Have you thought about an owl which might be making the sound that makes "your blood curdle" ? Now would be the time of year when they are establishing their territory for nesting. I don't know if you have an owl similar to our screech owl which will awaken you from a sound sleep and frighten you almost to death in the same instant.

I'll be looking for that wonderful sounding chicken recipe which your friend Tess made. You can tell that she is an artist by the pretty pink peppercorns and tarragon to give her chicken flavor and eye appeal ... something done so well in France. Many thanks, again.

Audrey Wilson

I was also going to suggest the door sausage . I've seen them made to resemble a daschund !
As for snoring ,my problems is a man who clicks (!) & trying to retrieve the duvet can also be a problem !
Yes please for la recette.
Things that shriek in the night -how about a Shriek Owl ?

Audrey Wilson

Or should that be Screech Owl ??


Here it's coyotes, even in the city. No rest for the weary.

Kathleen from Connecticut


As others have suggested,a nightlight. We use this because we also have to navigate steps to the bathroom.
As for the noise. Have you ever heard a rabbit or other small animal cry out as a coyote gets it. It is like a small child screaming. It has really scared seal times.
I have gotten used to my husband snoring and he says that I do also, but I haven't heard myself 😆, although It did wake me up one night and I thought that I sounded like a cat purring.
"Things that go bump in the night" and the noises we hear.


Eileen deCamp

Hi Kristin!

I love all the photos of course and the story.

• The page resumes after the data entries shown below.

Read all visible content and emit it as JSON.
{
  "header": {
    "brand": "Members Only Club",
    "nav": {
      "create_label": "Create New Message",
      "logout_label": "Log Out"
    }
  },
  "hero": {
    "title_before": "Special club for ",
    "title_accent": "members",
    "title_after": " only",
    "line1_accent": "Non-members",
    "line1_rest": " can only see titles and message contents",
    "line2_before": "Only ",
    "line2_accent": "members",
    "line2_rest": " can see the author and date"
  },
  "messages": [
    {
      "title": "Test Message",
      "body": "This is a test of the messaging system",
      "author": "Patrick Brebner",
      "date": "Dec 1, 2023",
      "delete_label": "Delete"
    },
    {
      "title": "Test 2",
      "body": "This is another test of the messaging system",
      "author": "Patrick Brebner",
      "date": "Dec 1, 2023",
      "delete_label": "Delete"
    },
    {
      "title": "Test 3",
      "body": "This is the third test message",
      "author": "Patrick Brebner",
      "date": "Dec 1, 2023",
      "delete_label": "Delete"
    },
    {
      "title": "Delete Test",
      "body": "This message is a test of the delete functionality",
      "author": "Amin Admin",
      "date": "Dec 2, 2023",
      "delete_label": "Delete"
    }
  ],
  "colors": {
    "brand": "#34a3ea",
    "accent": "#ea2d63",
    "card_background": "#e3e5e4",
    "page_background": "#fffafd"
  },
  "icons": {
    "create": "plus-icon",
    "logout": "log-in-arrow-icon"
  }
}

I can relate to Jackie, my husband leaves a light on quite often and I hate getting out of a nice warm bed to shut off the light and then I bang my way back to the bed in the dark. This happened recently and I ran into the bed post and woke him up and he had the nerve to ask what I was doing wandering around. Maybe I should keep a little flashlight by my bed. :-) We have a fox that makes quite a chilling scream like sound or someone told me rabbits can make a sound like that when they are caught by a predator. A few years ago we heard a scream like cry and our daughter ran to our room and said it sounded like a demented baby! LOL


Chere Amie, encore a most enjoyable blog revealing our humanity. It brought smiles and a laugh to this reader. I am so looking forward to late May! Toujours

Deb Cozen

and a baby fox in the night can sound like a child screaming... Wakes us up in our PA home for sure!